Nel variegato mondo delle proteste il tema dei cambiamenti climatici è stato sostituito dalla guerra in corso a Gaza (dalla parte dei palestinesi)

di Nota Diplomatica

Perfino l’inimitalile Greta Thumberg si sta riposizionando in fretta con l’occhio rivolto alla Palestina

È interessante notare come il trambusto scoppiato all’interno dei campus universitari di mezzo mondo per la guerra in Palestina sembri aver fatto passare improvvisamente in secondo – forse terzo – piano l’intensa preoccupazione degli ultimi anni per il tema del cambiamento climatico. Il clima continua a fare quello che vuole, ma tutto ad un tratto non è più in cima alla lista delle ‘cause’. Perfino l’inimitabile Greta Thunberg (foto sopra, tratta da Wikipedia)si sta riposizionando in fretta, come rivela un suo commento recente su Gaza: “Non può esserci giustizia climatica nei territori ‘occupati’ (da Israele ndr)” ha detto, proseguendo poi con un intervento imperniato tutto sulla Palestina anziché sulla ‘net zero’, l’obiettivo ecologico massimo – quasi mistico – in cui i gas serra immessi nell’aria dovrebbero essere bilanciati da una quantità equivalente di inquinanti rimossi dall’atmosfera – una proposta accademica ‘nobile’ nell’intento, ma quasi certamente non raggiungibile nei fatti.

La stanchezza per il riscaldamento globale

Era inevitabile che l’emergenza climatica – almeno sotto l’aspetto modaiolo – dovesse cominciare ad appassire prima o poi. Indipendentemente dai fatti concreti relativi al riscaldamento globale, questo ‘movimento’ era nato dall’ulteriore evoluzione di una precedente tendenza, la ‘anti-globalizzazione’, in sé già un’espressione di rifiuto generalizzato della ‘ modernizzazione’: cioè, del mondo che si trova fuori dalla porta di casa, pieno di volgarità, di plastica, di persone e di classi sociali che hanno più soldi e più cose di noi – una situazione per definizione ‘ingiusta’. A dire il vero, l’eccitazione sul tema del cambiamento climatico aveva iniziato a scemare già da tempo tra grandi pronunciamenti sempre più apocalittici. Una sorta di ‘picco’ era stato raggiunto nei primi mesi dell’anno scorso, quando i climatologi associati all’IPCC- Intergovernmental Panel on Climate Change – fecero uscire un documento che caratterizzavano allora come il loro final warning,“l’avvertimento finale”. Secondo la relazione, solo azioni “immediate e drastiche” avrebbero potuto salvare il mondo, ormai quasi irrimediabilmente compromesso a causa delle continue emissioni di gas serra. Il Segretario Generale dell’ONU, António Guterres, ha commentato il documento degli scienziati, dichiarando: “Questa relazione è uno squillante richiamo alla necessità di dare la massima priorità al problema climatico in ogni Paese e in ogni settore e nei tempi più stretti possibili. Il nostro mondo ha bisogno di azione sul clima su tutti i fronti: everything, everywhere, all at once!

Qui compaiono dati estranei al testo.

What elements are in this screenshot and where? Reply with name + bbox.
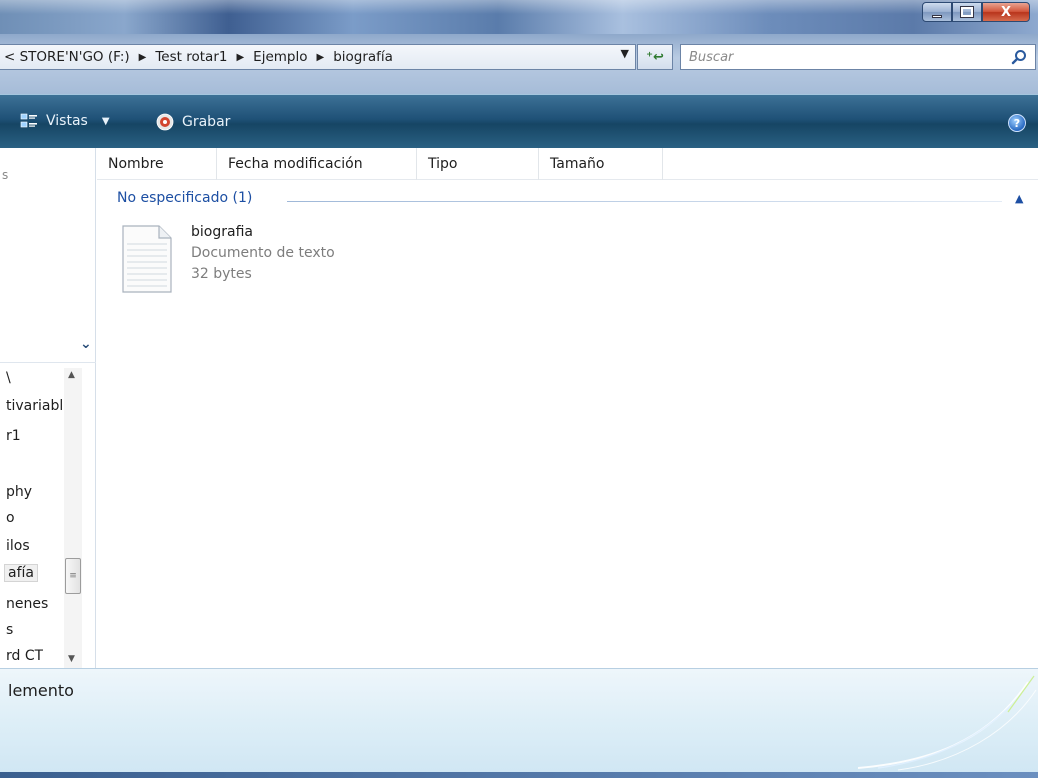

Quando si grida troppo ‘al lupo’…

Poi, in sostanza, non se n’è fatto praticamente niente. La strombazzata barriera politica all’aumento della temperatura media mondiale di oltre 1,5C sarebbe già in via di radicale superamento in molte parti del globo. Forse il problema è il troppo gridare ‘al lupo!’. Se si urla troppo e poi l’animale non si presenta – almeno in tempi abbastanza brevi – allora dopo un po’ si passa ad altro. Nel caso, il movimento studentesco internazionale è passato dal clima a Gaza e dalla parte dei palestinesi.